Recently, we've seen policy leaders in a number of states propose draconian cuts to their investments in public higher education. And while all of our institutions are looking to contain costs and invest wisely, some of the proposals appear to be more about politics than they are about smarter higher education policy.
Important determinations about the future of higher education should not be made in a politically hostile way. Today's investments in public systems and institutions will have direct consequences on the future of our states, their economies, and their competitiveness--they are too important to be used to score political points. Our higher education system, which is changing and focusing on affordability and student success, needs a level of investment that is consistent with and supportive of state and national priorities.
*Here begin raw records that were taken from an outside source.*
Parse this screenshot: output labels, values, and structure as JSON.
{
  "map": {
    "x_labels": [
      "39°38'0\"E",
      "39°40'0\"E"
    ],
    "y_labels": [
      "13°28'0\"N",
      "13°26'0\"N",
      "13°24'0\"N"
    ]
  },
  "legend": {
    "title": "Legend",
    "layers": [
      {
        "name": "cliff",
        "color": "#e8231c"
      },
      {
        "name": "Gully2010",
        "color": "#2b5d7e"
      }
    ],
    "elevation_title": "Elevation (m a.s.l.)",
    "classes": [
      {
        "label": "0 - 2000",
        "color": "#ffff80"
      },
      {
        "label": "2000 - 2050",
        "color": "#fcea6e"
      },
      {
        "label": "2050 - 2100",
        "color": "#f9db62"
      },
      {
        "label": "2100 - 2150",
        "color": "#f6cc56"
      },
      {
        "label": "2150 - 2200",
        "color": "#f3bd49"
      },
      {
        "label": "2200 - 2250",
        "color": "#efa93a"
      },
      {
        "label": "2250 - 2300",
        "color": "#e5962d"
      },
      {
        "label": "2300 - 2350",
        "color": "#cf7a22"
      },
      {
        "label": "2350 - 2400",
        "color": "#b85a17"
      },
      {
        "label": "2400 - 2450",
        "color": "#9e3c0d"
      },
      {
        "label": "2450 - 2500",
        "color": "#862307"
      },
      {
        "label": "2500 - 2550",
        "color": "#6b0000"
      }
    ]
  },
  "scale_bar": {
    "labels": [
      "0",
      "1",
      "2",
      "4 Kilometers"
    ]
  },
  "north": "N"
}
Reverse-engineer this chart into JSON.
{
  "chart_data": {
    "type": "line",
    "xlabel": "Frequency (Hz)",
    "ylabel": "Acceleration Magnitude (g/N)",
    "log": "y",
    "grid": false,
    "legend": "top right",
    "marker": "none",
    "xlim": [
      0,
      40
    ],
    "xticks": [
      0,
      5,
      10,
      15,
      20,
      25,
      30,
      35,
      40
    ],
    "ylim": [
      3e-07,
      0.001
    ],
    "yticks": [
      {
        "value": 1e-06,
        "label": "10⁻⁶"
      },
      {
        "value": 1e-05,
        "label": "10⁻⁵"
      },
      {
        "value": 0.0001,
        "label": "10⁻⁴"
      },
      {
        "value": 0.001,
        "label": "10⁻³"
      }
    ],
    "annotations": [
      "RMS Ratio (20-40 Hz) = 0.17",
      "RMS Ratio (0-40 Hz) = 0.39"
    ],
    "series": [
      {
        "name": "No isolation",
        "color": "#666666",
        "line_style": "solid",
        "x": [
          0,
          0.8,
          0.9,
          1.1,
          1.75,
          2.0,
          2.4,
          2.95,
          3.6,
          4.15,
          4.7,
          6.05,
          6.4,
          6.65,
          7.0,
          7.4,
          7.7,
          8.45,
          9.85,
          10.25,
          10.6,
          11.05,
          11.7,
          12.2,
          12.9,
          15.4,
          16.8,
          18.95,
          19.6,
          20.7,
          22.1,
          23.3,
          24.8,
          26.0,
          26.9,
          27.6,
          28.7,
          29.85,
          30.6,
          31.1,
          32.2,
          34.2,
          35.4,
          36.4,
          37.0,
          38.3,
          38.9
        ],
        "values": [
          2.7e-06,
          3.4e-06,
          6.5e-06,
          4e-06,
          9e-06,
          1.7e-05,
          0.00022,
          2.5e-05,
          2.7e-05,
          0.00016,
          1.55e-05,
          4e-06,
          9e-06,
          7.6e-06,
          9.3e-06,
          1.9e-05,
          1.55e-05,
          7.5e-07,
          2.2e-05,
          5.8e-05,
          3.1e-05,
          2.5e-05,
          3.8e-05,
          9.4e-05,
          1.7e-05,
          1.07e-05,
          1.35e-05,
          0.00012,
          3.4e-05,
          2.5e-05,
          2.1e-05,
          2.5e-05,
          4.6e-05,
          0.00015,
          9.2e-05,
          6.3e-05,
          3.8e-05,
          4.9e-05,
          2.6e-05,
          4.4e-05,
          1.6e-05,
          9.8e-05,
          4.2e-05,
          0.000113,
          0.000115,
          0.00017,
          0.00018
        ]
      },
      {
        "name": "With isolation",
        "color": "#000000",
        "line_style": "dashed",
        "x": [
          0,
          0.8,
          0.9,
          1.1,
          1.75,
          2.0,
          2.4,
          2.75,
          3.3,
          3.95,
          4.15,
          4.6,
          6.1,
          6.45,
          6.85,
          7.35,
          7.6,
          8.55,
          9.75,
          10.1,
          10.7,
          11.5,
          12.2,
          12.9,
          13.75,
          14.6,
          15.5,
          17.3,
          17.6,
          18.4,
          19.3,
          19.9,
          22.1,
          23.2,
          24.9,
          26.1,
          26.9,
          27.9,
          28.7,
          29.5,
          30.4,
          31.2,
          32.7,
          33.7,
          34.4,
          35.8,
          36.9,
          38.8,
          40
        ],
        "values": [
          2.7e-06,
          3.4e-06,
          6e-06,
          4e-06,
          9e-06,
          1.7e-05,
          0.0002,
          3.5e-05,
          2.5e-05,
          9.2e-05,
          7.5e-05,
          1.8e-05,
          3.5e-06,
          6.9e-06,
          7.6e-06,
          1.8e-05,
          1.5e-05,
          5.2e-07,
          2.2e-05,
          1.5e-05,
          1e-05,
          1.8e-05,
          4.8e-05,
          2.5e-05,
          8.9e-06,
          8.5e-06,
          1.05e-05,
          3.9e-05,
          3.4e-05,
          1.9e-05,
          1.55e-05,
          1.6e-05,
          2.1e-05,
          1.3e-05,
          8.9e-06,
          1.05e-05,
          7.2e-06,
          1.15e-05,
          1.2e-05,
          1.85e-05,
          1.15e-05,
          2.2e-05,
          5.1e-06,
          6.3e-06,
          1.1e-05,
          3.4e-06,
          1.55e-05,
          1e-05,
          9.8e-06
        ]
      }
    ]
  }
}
Budget realities are part of the funding debate, but policy makers who view higher education's discretionary funds as the easiest funds to cut among those on the chopping block may regret that short-sighted actions put long-term priorities at serious risk.
Board members, and especially those serving on public boards, have a responsibility to remain independent of the appointing authority who invited them to serve. In Wisconsin, for example, the governor presented a new public authority alternative to the iconic University of Wisconsin System's current model of support in exchange for a proposed $300 million reduction in state support. Some board members are questioning his proposal; many were also appointed by him. Their expressions of concern are appropriate for their service to the citizens and strategic interests of their state. At its core, the strengths of American higher education are its autonomy and independence--ensured by a body of citizens separate from institutional or governmental pressure.
In other states, policy makers have proposed similarly sharp cuts and even calls to eliminate institutions. Perhaps such proposals make sense--mergers and restructuring might be the best policy for some. But how those initiatives are advanced and who is a part of those conversations is fundamental.
The intrusion into the independent authority of public higher education governing bodies by policy leaders violates the value-added of our governance structure, where an independent board, as fiduciaries, is accountable for its institution's mission. This is not the time to reinvent how our universities and colleges are governed and turn them into pawns in the public debate.
It is time for board members to assert their collective voice in support of the independence that marks the uniqueness, quality, and creativity of American higher education.